Em um post sobre o Security Intelligence divulgando suas descobertas, os pesquisadores do IBM Security X-Force escreveram que “o direcionamento preciso de executivos e organizações globais importantes contém as marcas potenciais de espionagem de estado-nação”, acrescentando que hackers desconhecidos provavelmente buscaram obter “insights avançados na compra e movimentação de uma vacina que pode impactar a vida e a economia global”.

O alvo, de acordo com a IBM, parece ser a “cadeia fria” — um termo para a rede de logística que permite que vacinas e outros medicamentos sejam transportados do ponto de fabricação à distribuição em contêineres de transporte com temperatura controlada. Não se sabe o que os invasores esperavam realizar: os possíveis motivos vão desde roubo de tecnologia a informações que poderiam ser usadas para minar a confiança na vacina ou interromper a distribuição.

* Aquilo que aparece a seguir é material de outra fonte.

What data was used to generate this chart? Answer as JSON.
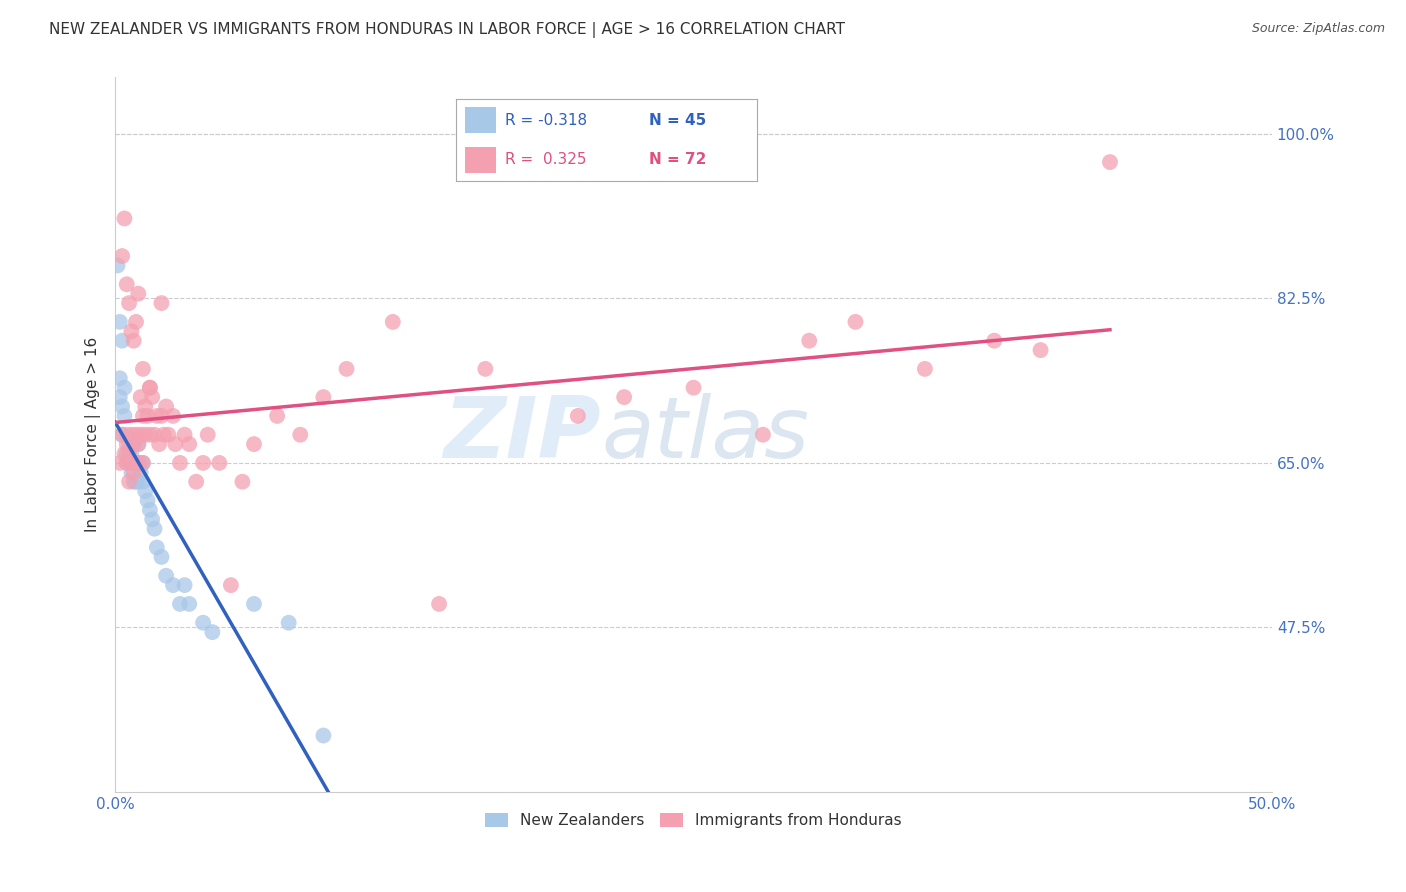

Pesquisadores da IBM escreveram que os indivíduos visavam empresas em pelo menos seis países e usavam táticas como se passar por um executivo da Haier Biomedical para enviar e-mails de spear-phishing e direcionar para as páginas de ajuda e suporte de organizações.

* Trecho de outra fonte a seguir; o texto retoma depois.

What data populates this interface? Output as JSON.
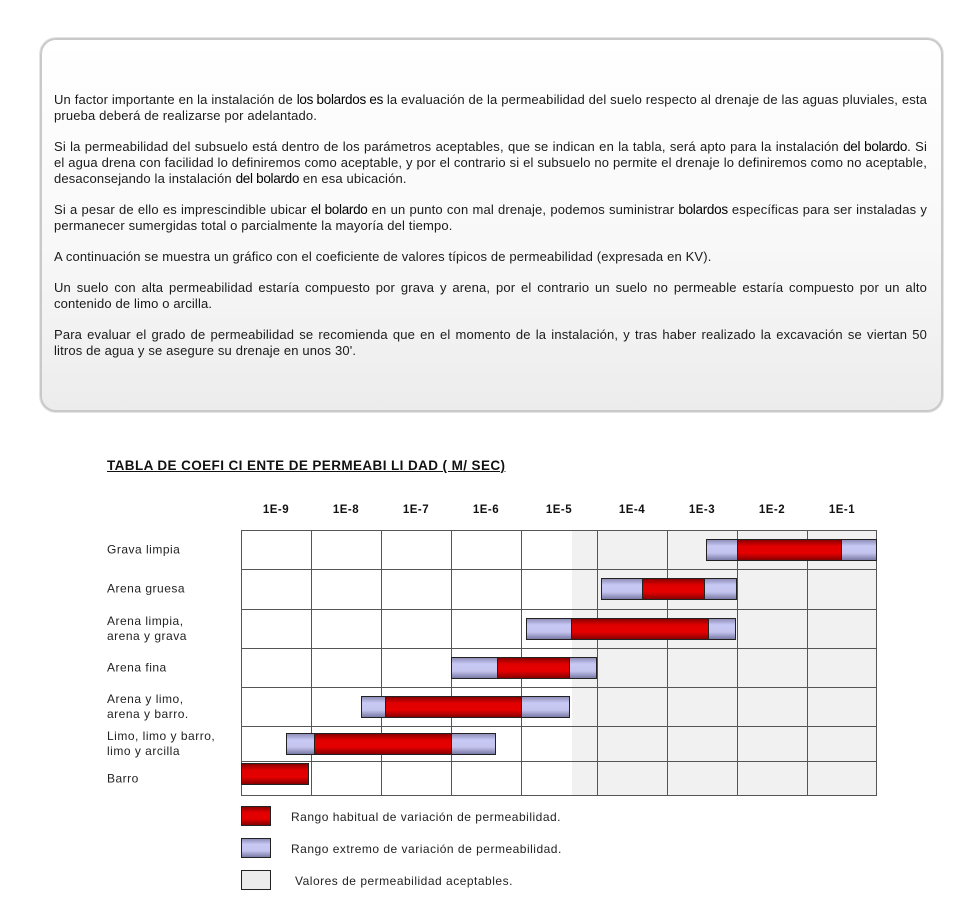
{
  "intro": {
    "paragraphs": [
      [
        {
          "t": "Un factor importante en la instalación de "
        },
        {
          "t": "los bolardos es",
          "b": true
        },
        {
          "t": " la evaluación de la permeabilidad del suelo respecto al drenaje de las aguas pluviales, esta prueba deberá de realizarse por adelantado."
        }
      ],
      [
        {
          "t": "Si la permeabilidad del subsuelo está dentro de los parámetros aceptables, que se indican en la tabla, será apto para la instalación  "
        },
        {
          "t": "del bolardo",
          "b": true
        },
        {
          "t": ". Si el agua drena con facilidad lo definiremos como aceptable, y por el contrario si el subsuelo no permite el drenaje lo definiremos como no aceptable, desaconsejando la instalación "
        },
        {
          "t": "del bolardo",
          "b": true
        },
        {
          "t": "  en esa ubicación."
        }
      ],
      [
        {
          "t": "Si a pesar de ello es imprescindible ubicar "
        },
        {
          "t": "el bolardo",
          "b": true
        },
        {
          "t": " en un punto con mal drenaje, podemos suministrar "
        },
        {
          "t": "bolardos",
          "b": true
        },
        {
          "t": " específicas para ser instaladas y permanecer sumergidas total o parcialmente la mayoría del tiempo."
        }
      ],
      [
        {
          "t": "A continuación se muestra un gráfico con el coeficiente de valores típicos de permeabilidad (expresada en KV)."
        }
      ],
      [
        {
          "t": "Un suelo con alta permeabilidad estaría compuesto por grava y arena, por el contrario un suelo no permeable estaría compuesto por un alto contenido de limo o arcilla."
        }
      ],
      [
        {
          "t": "Para evaluar el grado de permeabilidad se recomienda que en el momento de la instalación, y tras haber realizado la excavación se viertan 50 litros de agua y se asegure su drenaje en unos 30'."
        }
      ]
    ]
  },
  "chart_data": {
    "type": "table",
    "title": "TABLA DE COEFICIENTE DE PERMEABILIDAD (M/SEC)",
    "x_scale": "log10",
    "column_labels": [
      "1E-9",
      "1E-8",
      "1E-7",
      "1E-6",
      "1E-5",
      "1E-4",
      "1E-3",
      "1E-2",
      "1E-1"
    ],
    "acceptable_from_exponent": -4.84,
    "rows": [
      {
        "label": "Grava limpia",
        "extreme": [
          -2.94,
          -0.5
        ],
        "habitual": [
          -2.5,
          -1.0
        ]
      },
      {
        "label": "Arena gruesa",
        "extreme": [
          -4.45,
          -2.5
        ],
        "habitual": [
          -3.86,
          -2.95
        ]
      },
      {
        "label": "Arena limpia,\narena y grava",
        "extreme": [
          -5.43,
          -2.52
        ],
        "habitual": [
          -4.84,
          -2.9
        ]
      },
      {
        "label": "Arena fina",
        "extreme": [
          -6.5,
          -4.5
        ],
        "habitual": [
          -5.85,
          -4.85
        ]
      },
      {
        "label": "Arena y limo,\narena y barro.",
        "extreme": [
          -7.78,
          -4.85
        ],
        "habitual": [
          -7.45,
          -5.49
        ]
      },
      {
        "label": "Limo, limo y barro,\nlimo y arcilla",
        "extreme": [
          -8.86,
          -5.85
        ],
        "habitual": [
          -8.46,
          -6.49
        ]
      },
      {
        "label": "Barro",
        "extreme": null,
        "habitual": [
          -9.5,
          -8.53
        ]
      }
    ],
    "legend": [
      {
        "label": "Rango habitual de variación de permeabilidad.",
        "color": "#e00000"
      },
      {
        "label": "Rango extremo de variación de permeabilidad.",
        "color": "#c4c4ef"
      },
      {
        "label": "Valores de permeabilidad aceptables.",
        "color": "#ececec"
      }
    ],
    "title_display": "TABLA DE COEFI CI ENTE DE PERMEABI LI DAD ( M/ SEC)"
  }
}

Muitos dos alvos estavam ligados ao programa de cadeia fria da aliança internacional de vacinas Gavi e incluíam órgãos da União Europeia essenciais para a distribuição de doses, a Unicef, empresas que fabricam painéis solares usados ​​em armazenamento refrigerado e empresas de TI que protegem as empresas farmacêuticas:

Os alvos incluíam a Direção-Geral da Fiscalidade e União Aduaneira da Comissão Europeia, bem como organizações nos setores de energia, fabricação, criação de sites e software, e soluções de segurança da Internet. São organizações globais sediadas na Alemanha, Itália, Coreia do Sul, República Tcheca, grande Europa e Taiwan.

Os e-mails de spear-phishing enviados incluíam arquivos HTML maliciosos que faziam com que os destinatários digitassem suas credenciais de login, que seriam passadas para os invasores.

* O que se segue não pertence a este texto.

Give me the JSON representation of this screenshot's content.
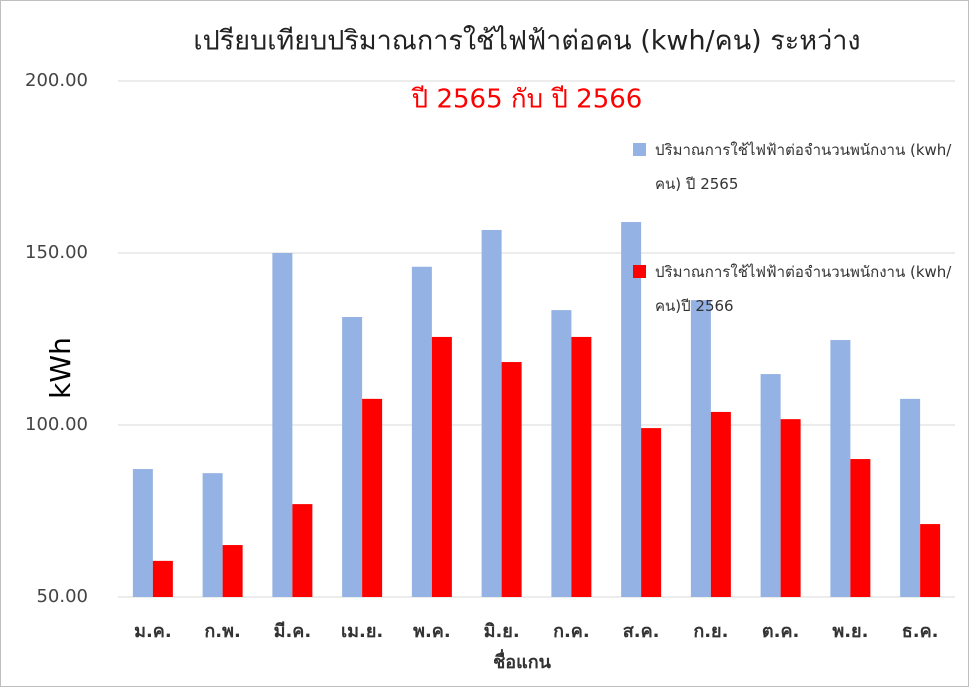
{
  "chart_data": {
    "type": "bar",
    "title": "เปรียบเทียบปริมาณการใช้ไฟฟ้าต่อคน  (kwh/คน)  ระหว่าง",
    "subtitle": "ปี  2565  กับ  ปี  2566",
    "y_label": "kWh",
    "x_label": "ชื่อแกน",
    "categories": [
      "ม.ค.",
      "ก.พ.",
      "มี.ค.",
      "เม.ย.",
      "พ.ค.",
      "มิ.ย.",
      "ก.ค.",
      "ส.ค.",
      "ก.ย.",
      "ต.ค.",
      "พ.ย.",
      "ธ.ค."
    ],
    "series": [
      {
        "name": "ปริมาณการใช้ไฟฟ้าต่อจำนวนพนักงาน (kwh/คน)  ปี  2565",
        "color": "#94b2e4",
        "values": [
          87.2,
          86,
          150,
          131.4,
          146,
          156.7,
          133.4,
          159,
          136.3,
          114.8,
          124.7,
          107.6
        ]
      },
      {
        "name": "ปริมาณการใช้ไฟฟ้าต่อจำนวนพนักงาน (kwh/คน)ปี  2566",
        "color": "#ff0000",
        "values": [
          60.5,
          65.1,
          77,
          107.6,
          125.6,
          118.3,
          125.6,
          99.1,
          103.8,
          101.7,
          90.1,
          71.2
        ]
      }
    ],
    "ylim": [
      50,
      200
    ],
    "yticks": [
      {
        "value": 50,
        "label": "50.00"
      },
      {
        "value": 100,
        "label": "100.00"
      },
      {
        "value": 150,
        "label": "150.00"
      },
      {
        "value": 200,
        "label": "200.00"
      }
    ],
    "grid": true
  }
}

A Pfizer e a Moderna, as duas empresas farmacêuticas que fabricam vacinas que devem começar a ser distribuídas em breve nos Estados Unidos, não parecem ser o alvo, de acordo com o New York Times. Também não há informações sobre nenhuma outra empresa americana que possa ser um alvo.

A explicação mais provável é um estado-nação, porque não há um “benefício” claro para os cibercriminosos, acrescentaram os pesquisadores da IBM no comunicado, além da possibilidade de que o conhecimento das rotas de envio de vacinas e requisitos de armazenamento seguro possam ser vendidos como uma “commodity de grande interesse no mercado paralelo”.

Também é possível que hackers possam estar interessados ​​em usar credenciais roubadas para lançar ataques de ransomware em contêineres controlados por computador. De acordo com o Washington Post, não está claro se os hackers tiveram sucesso em alguma de suas tentativas de phishing.

“Essa atividade ocorreu em setembro, o que significa que alguém quer estar adiantado, chegar onde precisa estar no momento crítico”, disse Claire Zaboeva, analista sênior de ameaças cibernéticas do IBM Security X-Force, à Wired. “A porta está realmente aberta. Depois de obter as chaves do reino e estar dentro das muralhas da cidade ou na rede, há uma miríade de objetivos que você pode alcançar, sejam informações críticas — como horários e distribuição — ou ataques destrutivos.”

De acordo com o Times, autoridades federais disseram que a Agência de Segurança Cibernética e de Infraestrutura do Departamento de Segurança Interna dos EUA (CISA, na sigla em inglês) responderá ao alerta da IBM notificando as agências envolvidas na Operação Warp Speed, a iniciativa dos EUA para desenvolver e distribuir uma vacina.

O estrategista de coronavírus da CISA, Josh Corman, disse ao Times que há uma necessidade de intensificar a “diligência de segurança cibernética em cada etapa da cadeia de abastecimento da vacina” e de instituições “envolvidas no armazenamento e transporte de vacinas para reforçar as superfícies de ataque, especialmente em operações de armazenamento refrigerado”.